Im Ergebnis der Prüfungen 4.4.4 erfolgt eine Klassifizierung der medizinischen Gesichtsamsken nach folgender Abstufung:

a) 0-6% Durchlassgrad: Vergleichbar mit Typ II / IIR gem. DIN EN 14683
b) 6-15% Durchlassgrad: Vergleichbar mit Typ I gem. DIN EN 14683
c) >15% Durchlassgrad: keine medizinische Zweckbestimmung, Verwendung als Community-Mask möglich

Bundestag Drucksache 19/21798 vom 21.08.2020 Seite 58 (Hervorhebung erfolgte im Dokument)

Sofern diese Prüfung nur auf medizinische Gesichtsmasken angewendet worden wäre, würde dies kein Problem darstellen, da medizinische Gesichtsmasken keinen Schutz des Trägers vor Aerosolen bieten. Jedoch berichtet die Bundesregierung in der Drucksache 19/21798 am 21.08.2020:

b) Schutzmasken, die höhere Filtrationsleistungen erfüllen müssen (FFP2 und FFP3, KN95 und vergleichbare Typen) werden zusätzlich stichprobenartig in Deutschland mit einem zwischen TÜV Nord und dem BfArM abgestimmten Verfahren im Labor getestet. Geprüft werden sollen im Wesentlichen der Durchlass des Filtermediums (Durchlassprüfung) und der Atemwiderstand. Grundlage für die Laborprüfungen war der Prüfgrundsatz für Corona SARS-Cov-2 Pandemie Atemschutzmasken (CPA) Rev. 1 vom 26. März 2020. Der Durchlass des Filters der CPA wurde nach diesem Prüfgrundsatz anfangs auch mit Paraffinöl getestet.

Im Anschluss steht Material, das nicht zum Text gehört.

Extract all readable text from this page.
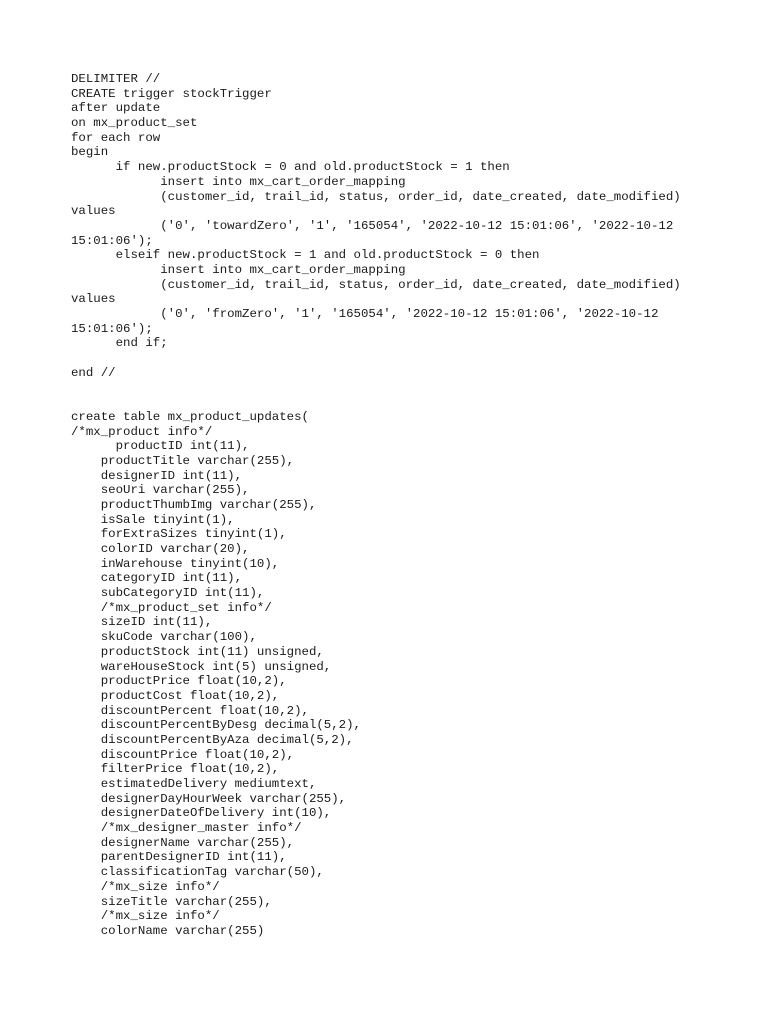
DELIMITER //
CREATE trigger stockTrigger
after update
on mx_product_set
for each row
begin
if new.productStock = 0 and old.productStock = 1 then
insert into mx_cart_order_mapping
(customer_id, trail_id, status, order_id, date_created, date_modified)
values
('0', 'towardZero', '1', '165054', '2022-10-12 15:01:06', '2022-10-12
15:01:06');
elseif new.productStock = 1 and old.productStock = 0 then
insert into mx_cart_order_mapping
(customer_id, trail_id, status, order_id, date_created, date_modified)
values
('0', 'fromZero', '1', '165054', '2022-10-12 15:01:06', '2022-10-12
15:01:06');
end if;
end //
create table mx_product_updates(
/*mx_product info*/
productID int(11),
productTitle varchar(255),
designerID int(11),
seoUri varchar(255),
productThumbImg varchar(255),
isSale tinyint(1),
forExtraSizes tinyint(1),
colorID varchar(20),
inWarehouse tinyint(10),
categoryID int(11),
subCategoryID int(11),
/*mx_product_set info*/
sizeID int(11),
skuCode varchar(100),
productStock int(11) unsigned,
wareHouseStock int(5) unsigned,
productPrice float(10,2),
productCost float(10,2),
discountPercent float(10,2),
discountPercentByDesg decimal(5,2),
discountPercentByAza decimal(5,2),
discountPrice float(10,2),
filterPrice float(10,2),
estimatedDelivery mediumtext,
designerDayHourWeek varchar(255),
designerDateOfDelivery int(10),
/*mx_designer_master info*/
designerName varchar(255),
parentDesignerID int(11),
classificationTag varchar(50),
/*mx_size info*/
sizeTitle varchar(255),
/*mx_size info*/
colorName varchar(255)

Bundestag Drucksache 19/21798 vom 21.08.2020 Seite 4(Hervorhebung durch mich)

Aus keinem der veröffentlichen Dokumente geht hervor, dass die „Schutzmasken“ nach anderen Kriterien als denen der medizinischen Gesichtsmasken geprüft worden sind.

Nochmals zur Einordnung: Der CPA-Prüfgrundsatz erfolgte

Dieser Prüfgrundsatz ist nur dazu bestimmt, im Rahmen der Empfehlungen genannten behördlichen Maßnahmen gegen die Auswirkungen des Covid-19-Ausbruchs verwendet zu werden. Er bezieht sich auf die Empfehlung (EU) 2020/403 der Europäischen Kommission vom 13. März 2020 über Konformitätsbewertungs- und Marktüberwachungsverfahren im Kontext der COVID-19-Bedrohung.

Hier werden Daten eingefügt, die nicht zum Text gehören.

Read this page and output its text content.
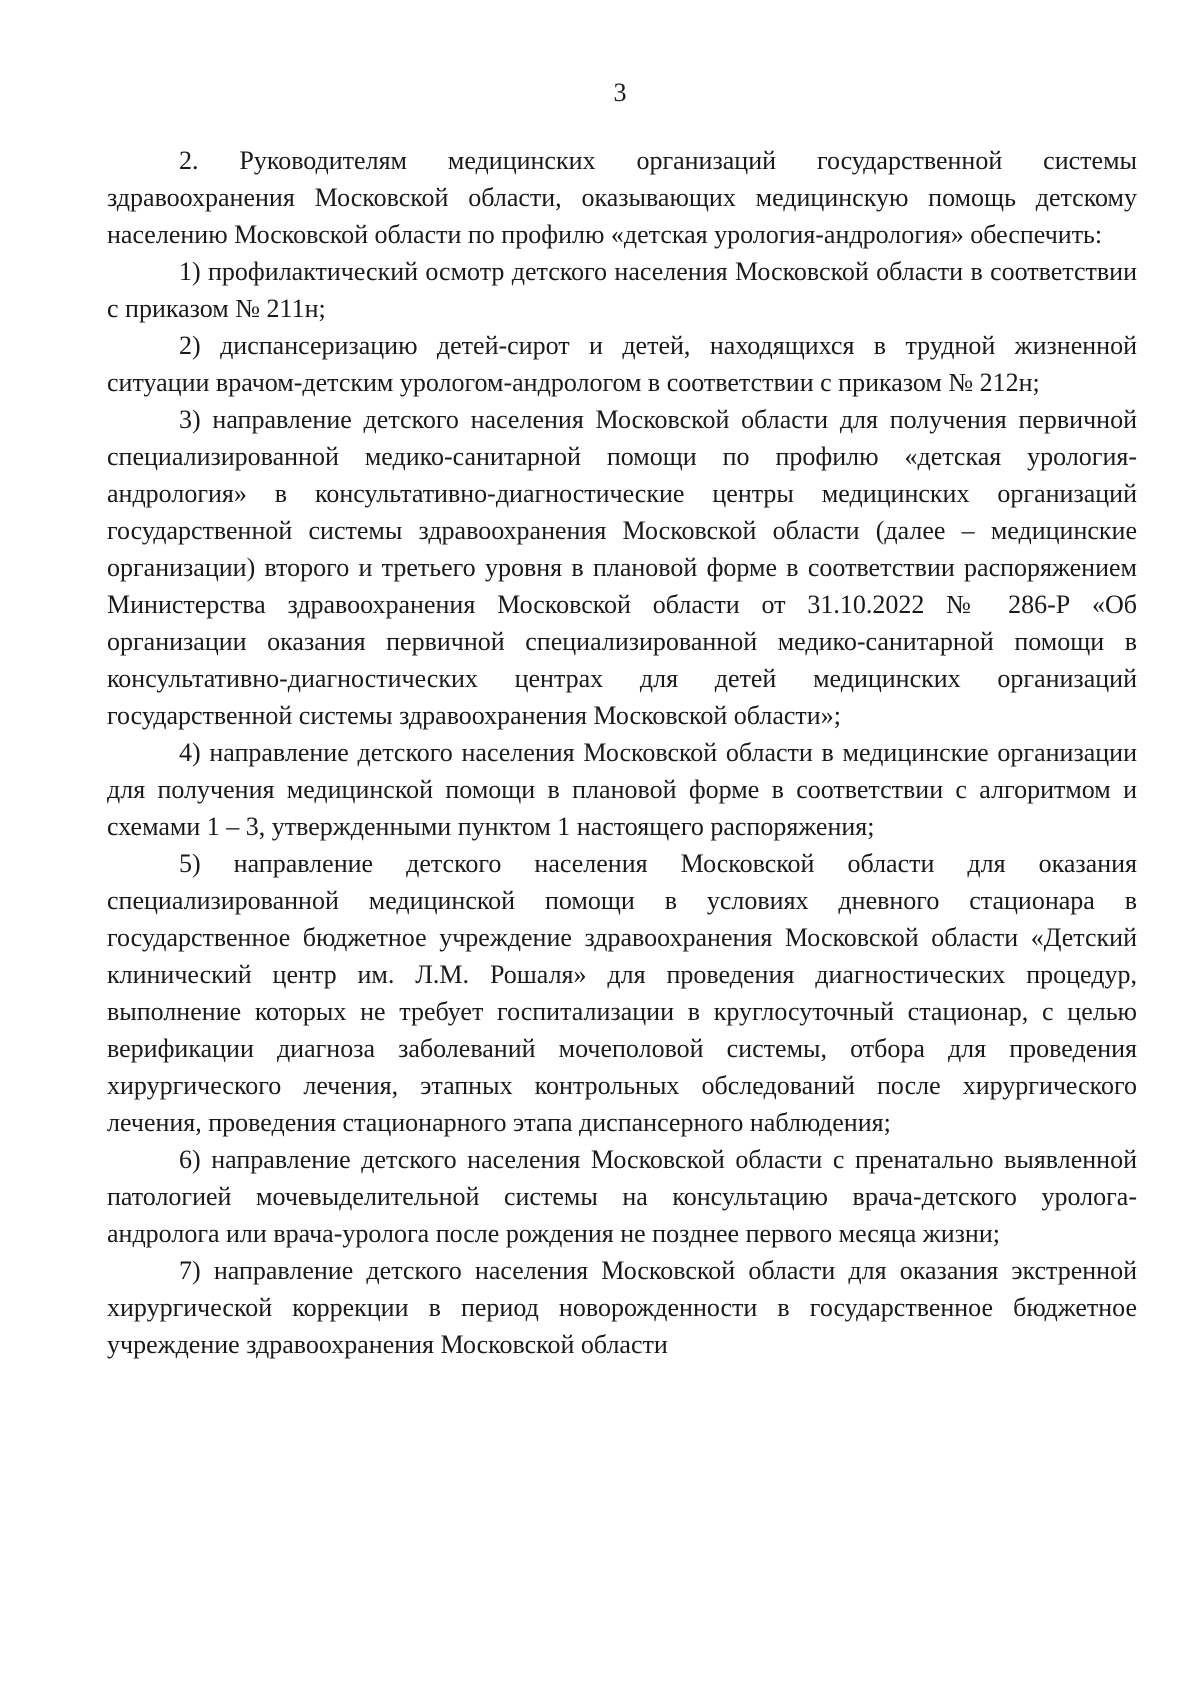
3

2. Руководителям медицинских организаций государственной системы здравоохранения Московской области, оказывающих медицинскую помощь детскому населению Московской области по профилю «детская урология-андрология» обеспечить:

1) профилактический осмотр детского населения Московской области в соответствии с приказом № 211н;

2) диспансеризацию детей-сирот и детей, находящихся в трудной жизненной ситуации врачом-детским урологом-андрологом в соответствии с приказом № 212н;

3) направление детского населения Московской области для получения первичной специализированной медико-санитарной помощи по профилю «детская урология-андрология» в консультативно-диагностические центры медицинских организаций государственной системы здравоохранения Московской области (далее – медицинские организации) второго и третьего уровня в плановой форме в соответствии распоряжением Министерства здравоохранения Московской области от 31.10.2022 № 286-Р «Об организации оказания первичной специализированной медико-санитарной помощи в консультативно-диагностических центрах для детей медицинских организаций государственной системы здравоохранения Московской области»;

4) направление детского населения Московской области в медицинские организации для получения медицинской помощи в плановой форме в соответствии с алгоритмом и схемами 1 – 3, утвержденными пунктом 1 настоящего распоряжения;

5) направление детского населения Московской области для оказания специализированной медицинской помощи в условиях дневного стационара в государственное бюджетное учреждение здравоохранения Московской области «Детский клинический центр им. Л.М. Рошаля» для проведения диагностических процедур, выполнение которых не требует госпитализации в круглосуточный стационар, с целью верификации диагноза заболеваний мочеполовой системы, отбора для проведения хирургического лечения, этапных контрольных обследований после хирургического лечения, проведения стационарного этапа диспансерного наблюдения;

6) направление детского населения Московской области с пренатально выявленной патологией мочевыделительной системы на консультацию врача-детского уролога-андролога или врача-уролога после рождения не позднее первого месяца жизни;

7) направление детского населения Московской области для оказания экстренной хирургической коррекции в период новорожденности в государственное бюджетное учреждение здравоохранения Московской области
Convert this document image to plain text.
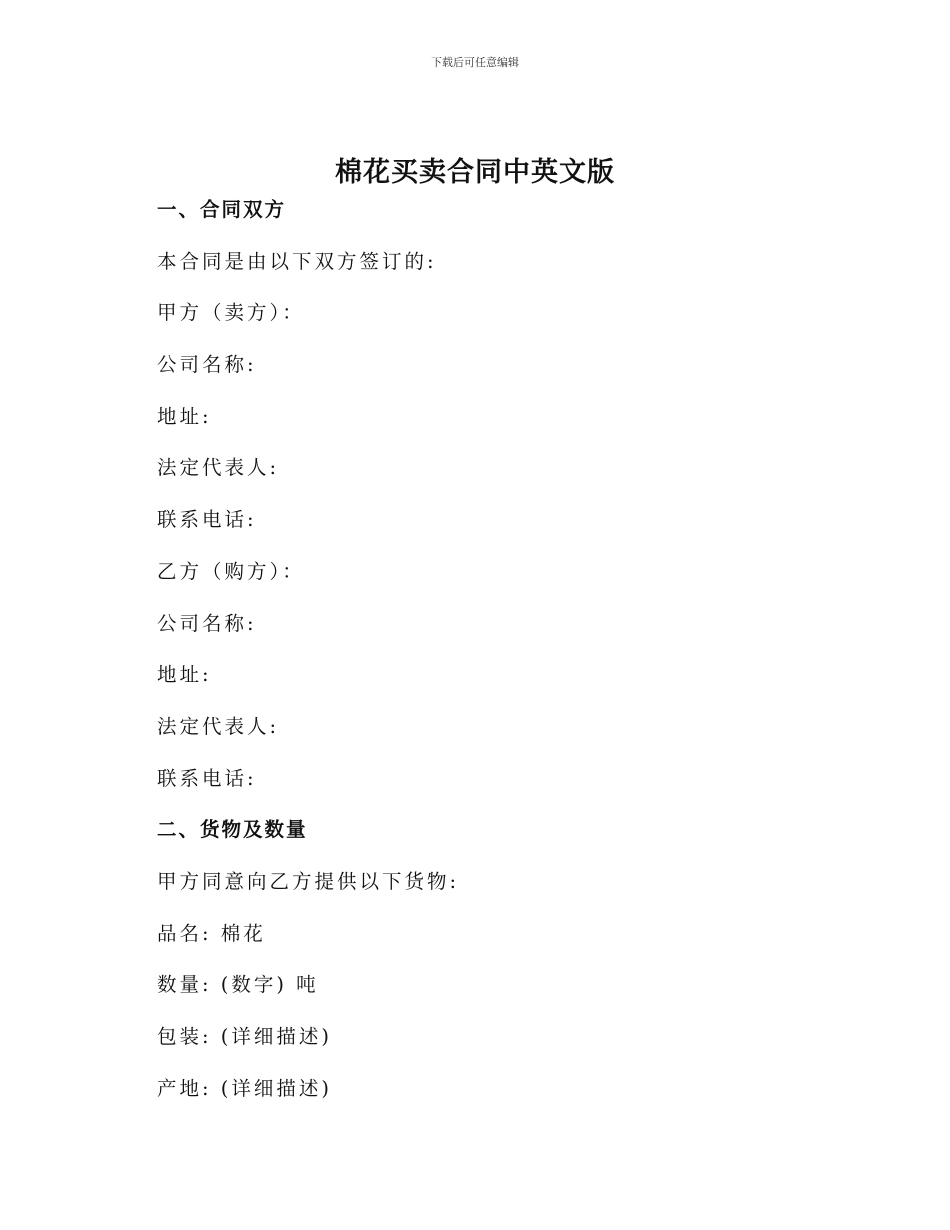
下载后可任意编辑
棉花买卖合同中英文版
一、合同双方
本合同是由以下双方签订的:
甲方（卖方）：
公司名称:
地址:
法定代表人:
联系电话:
乙方（购方）：
公司名称:
地址:
法定代表人:
联系电话:
二、货物及数量
甲方同意向乙方提供以下货物:
品名: 棉花
数量: (数字) 吨
包装: (详细描述)
产地: (详细描述)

Prüfgrundsatz für Corona-Virus Pandemie Atemschutzmasken Rev. 0 vom 19.03.2020

Zum besseren Verständnis des Kontextes:

8. PSA oder Medizinprodukte ohne CE-Kennzeichnung können ebenfalls bewertet und in einen von den zuständigen Behörden der Mitgliedstaaten organisierten Beschaffungsvorgang einbezogen werden, sofern sichergestellt ist, dass diese Produkte nur medizinischen Fachkräften und nur für die Dauer der derzeitigen Gesundheitsbedrohung zur Verfügung stehen und dass sie nicht in die normalen Vertriebskanäle gelangen und anderen Verwendern zugänglich gemacht werden.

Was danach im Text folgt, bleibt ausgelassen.